Evidence and Posterior

Next, we want to calculate the posterior probabilities for p by utilizing the data on college student sleeping habits. In the example study, only 11 out of 27 participants were found to have slept a sufficient number of hours per night. By using the pdisc function from the LearnBayes package, we can utilize our established priors to compute our posterior probabilities. The code below is used to create our posterior probabilities:

data = c(11, 16)
post = pdisc(p, prior, data)

First, the code above establishes our evidence (data) from the example study (11 students out of 27). Second, the posterior values are calculated using the pdisc function, which takes our discrete values (p), our priors, and the evidence. The function below provides simple table of the work conducted so far:

round(cbind(p, prior, post), 2)
##          p prior post
## [1,] 0.05 0.03 0.00
## [2,] 0.15 0.18 0.00
## [3,] 0.25 0.28 0.13
## [4,] 0.35 0.25 0.48
## [5,] 0.45 0.16 0.33
## [6,] 0.55 0.07 0.06
## [7,] 0.65 0.02 0.00
## [8,] 0.75 0.00 0.00
## [9,] 0.85 0.00 0.00
## [10,] 0.95 0.00 0.00

Here we can easily see the prior and posterior probabilies for each level of p.

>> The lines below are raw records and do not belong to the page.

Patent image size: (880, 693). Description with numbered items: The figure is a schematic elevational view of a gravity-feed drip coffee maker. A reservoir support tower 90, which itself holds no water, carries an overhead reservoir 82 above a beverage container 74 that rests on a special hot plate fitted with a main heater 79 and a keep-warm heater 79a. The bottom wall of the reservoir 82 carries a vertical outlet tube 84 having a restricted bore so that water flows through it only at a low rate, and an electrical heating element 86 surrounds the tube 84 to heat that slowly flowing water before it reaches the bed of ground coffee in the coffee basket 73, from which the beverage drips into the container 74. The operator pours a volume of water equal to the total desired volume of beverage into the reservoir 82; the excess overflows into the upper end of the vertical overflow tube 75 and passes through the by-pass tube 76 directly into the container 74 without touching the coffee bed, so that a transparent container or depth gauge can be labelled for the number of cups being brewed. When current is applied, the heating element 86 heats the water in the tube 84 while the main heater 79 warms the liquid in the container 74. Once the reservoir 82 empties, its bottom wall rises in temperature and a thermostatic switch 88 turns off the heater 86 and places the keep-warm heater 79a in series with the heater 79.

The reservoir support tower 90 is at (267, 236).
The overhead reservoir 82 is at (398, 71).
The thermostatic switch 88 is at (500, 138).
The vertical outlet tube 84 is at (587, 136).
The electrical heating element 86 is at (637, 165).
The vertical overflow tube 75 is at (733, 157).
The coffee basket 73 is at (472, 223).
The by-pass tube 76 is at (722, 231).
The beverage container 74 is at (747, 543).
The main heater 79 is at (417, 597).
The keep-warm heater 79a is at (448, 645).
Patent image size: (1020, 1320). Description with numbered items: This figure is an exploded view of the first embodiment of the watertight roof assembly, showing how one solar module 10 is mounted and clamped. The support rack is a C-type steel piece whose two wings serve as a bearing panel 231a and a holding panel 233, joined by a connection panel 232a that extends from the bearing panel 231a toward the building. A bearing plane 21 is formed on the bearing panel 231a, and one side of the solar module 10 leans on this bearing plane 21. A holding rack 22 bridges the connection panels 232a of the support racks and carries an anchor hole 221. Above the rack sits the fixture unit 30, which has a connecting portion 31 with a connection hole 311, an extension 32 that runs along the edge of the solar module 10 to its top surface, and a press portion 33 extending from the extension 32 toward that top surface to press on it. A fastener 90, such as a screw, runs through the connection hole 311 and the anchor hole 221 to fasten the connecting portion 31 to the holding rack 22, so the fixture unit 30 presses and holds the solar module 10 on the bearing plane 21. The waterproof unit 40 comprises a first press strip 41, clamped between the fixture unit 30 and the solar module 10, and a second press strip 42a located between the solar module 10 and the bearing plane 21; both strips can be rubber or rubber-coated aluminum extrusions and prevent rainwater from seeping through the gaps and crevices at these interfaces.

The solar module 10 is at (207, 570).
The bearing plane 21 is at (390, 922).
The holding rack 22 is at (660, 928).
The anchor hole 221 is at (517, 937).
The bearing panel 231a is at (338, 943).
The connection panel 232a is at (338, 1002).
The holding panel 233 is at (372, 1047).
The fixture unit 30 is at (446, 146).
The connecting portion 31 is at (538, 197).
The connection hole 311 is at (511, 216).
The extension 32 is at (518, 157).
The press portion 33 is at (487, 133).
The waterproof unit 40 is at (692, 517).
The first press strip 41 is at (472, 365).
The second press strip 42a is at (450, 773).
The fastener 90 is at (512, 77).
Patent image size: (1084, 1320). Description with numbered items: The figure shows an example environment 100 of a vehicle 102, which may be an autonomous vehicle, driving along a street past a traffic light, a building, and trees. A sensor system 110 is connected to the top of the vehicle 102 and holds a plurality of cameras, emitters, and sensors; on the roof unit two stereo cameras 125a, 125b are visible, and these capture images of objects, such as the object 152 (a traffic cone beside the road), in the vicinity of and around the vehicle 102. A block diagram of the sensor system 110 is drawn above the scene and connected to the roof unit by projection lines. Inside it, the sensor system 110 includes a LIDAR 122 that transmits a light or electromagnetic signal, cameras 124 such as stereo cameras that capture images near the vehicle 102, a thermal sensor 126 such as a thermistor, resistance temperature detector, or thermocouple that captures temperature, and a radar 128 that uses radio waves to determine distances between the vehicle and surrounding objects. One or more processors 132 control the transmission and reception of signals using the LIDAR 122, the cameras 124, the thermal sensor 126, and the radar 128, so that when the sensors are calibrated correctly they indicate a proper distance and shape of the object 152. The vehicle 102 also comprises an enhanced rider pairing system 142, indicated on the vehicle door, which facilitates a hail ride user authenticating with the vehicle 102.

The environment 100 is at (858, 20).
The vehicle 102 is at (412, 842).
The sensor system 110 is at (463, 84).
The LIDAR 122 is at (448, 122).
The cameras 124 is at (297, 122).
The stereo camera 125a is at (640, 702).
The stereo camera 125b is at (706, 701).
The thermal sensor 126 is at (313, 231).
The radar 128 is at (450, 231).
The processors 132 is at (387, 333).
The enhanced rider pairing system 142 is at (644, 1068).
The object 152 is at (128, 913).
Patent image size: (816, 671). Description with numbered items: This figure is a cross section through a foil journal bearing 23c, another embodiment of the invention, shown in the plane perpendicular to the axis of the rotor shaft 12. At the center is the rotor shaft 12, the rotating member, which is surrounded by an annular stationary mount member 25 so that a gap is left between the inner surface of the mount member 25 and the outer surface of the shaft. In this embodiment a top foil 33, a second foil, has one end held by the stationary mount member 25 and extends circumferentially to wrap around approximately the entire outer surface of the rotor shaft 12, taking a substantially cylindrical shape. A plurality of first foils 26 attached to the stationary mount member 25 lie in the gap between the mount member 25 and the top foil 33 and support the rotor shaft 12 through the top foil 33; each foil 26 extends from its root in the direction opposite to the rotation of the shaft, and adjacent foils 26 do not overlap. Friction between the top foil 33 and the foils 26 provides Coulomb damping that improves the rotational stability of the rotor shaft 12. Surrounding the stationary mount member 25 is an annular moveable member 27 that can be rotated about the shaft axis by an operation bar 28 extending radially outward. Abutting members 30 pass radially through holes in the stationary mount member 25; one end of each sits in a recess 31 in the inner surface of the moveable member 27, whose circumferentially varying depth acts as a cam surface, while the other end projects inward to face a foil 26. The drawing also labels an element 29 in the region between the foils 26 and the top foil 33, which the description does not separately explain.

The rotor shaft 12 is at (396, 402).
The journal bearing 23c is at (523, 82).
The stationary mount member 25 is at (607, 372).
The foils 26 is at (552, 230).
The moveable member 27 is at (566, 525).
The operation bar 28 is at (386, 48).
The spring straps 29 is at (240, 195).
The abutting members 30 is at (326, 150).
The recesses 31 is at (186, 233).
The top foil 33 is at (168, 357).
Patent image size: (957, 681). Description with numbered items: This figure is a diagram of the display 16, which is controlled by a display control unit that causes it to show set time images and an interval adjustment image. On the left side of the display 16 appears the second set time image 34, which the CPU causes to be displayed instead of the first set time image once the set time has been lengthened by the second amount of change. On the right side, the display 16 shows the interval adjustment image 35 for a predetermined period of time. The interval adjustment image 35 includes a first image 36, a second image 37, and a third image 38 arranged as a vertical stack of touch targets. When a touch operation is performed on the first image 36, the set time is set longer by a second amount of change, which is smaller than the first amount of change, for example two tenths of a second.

Comparsion of Prior and Posterior

By using the lattice package, and the xyplot function, R can visualize the comparison between the prior and posterior probabilities. The code below sets up the comparison graphs:

PRIOR = data.frame("prior", p, prior)
POST = data.frame("posterior", p, post)
names (PRIOR) = c("Type", "P", "Probability")
names (POST) = c("Type", "P", "Probability")
data = rbind(PRIOR, POST)

The above code creates a dataset composed of the prior and posterior distributions. Next, this dataset is used to create a set of comparison graphs for the priors and the posteriors:

xyplot(Probability~P|Type, data=data, layout = c(1,2), type="h", lwd=3, col="blue")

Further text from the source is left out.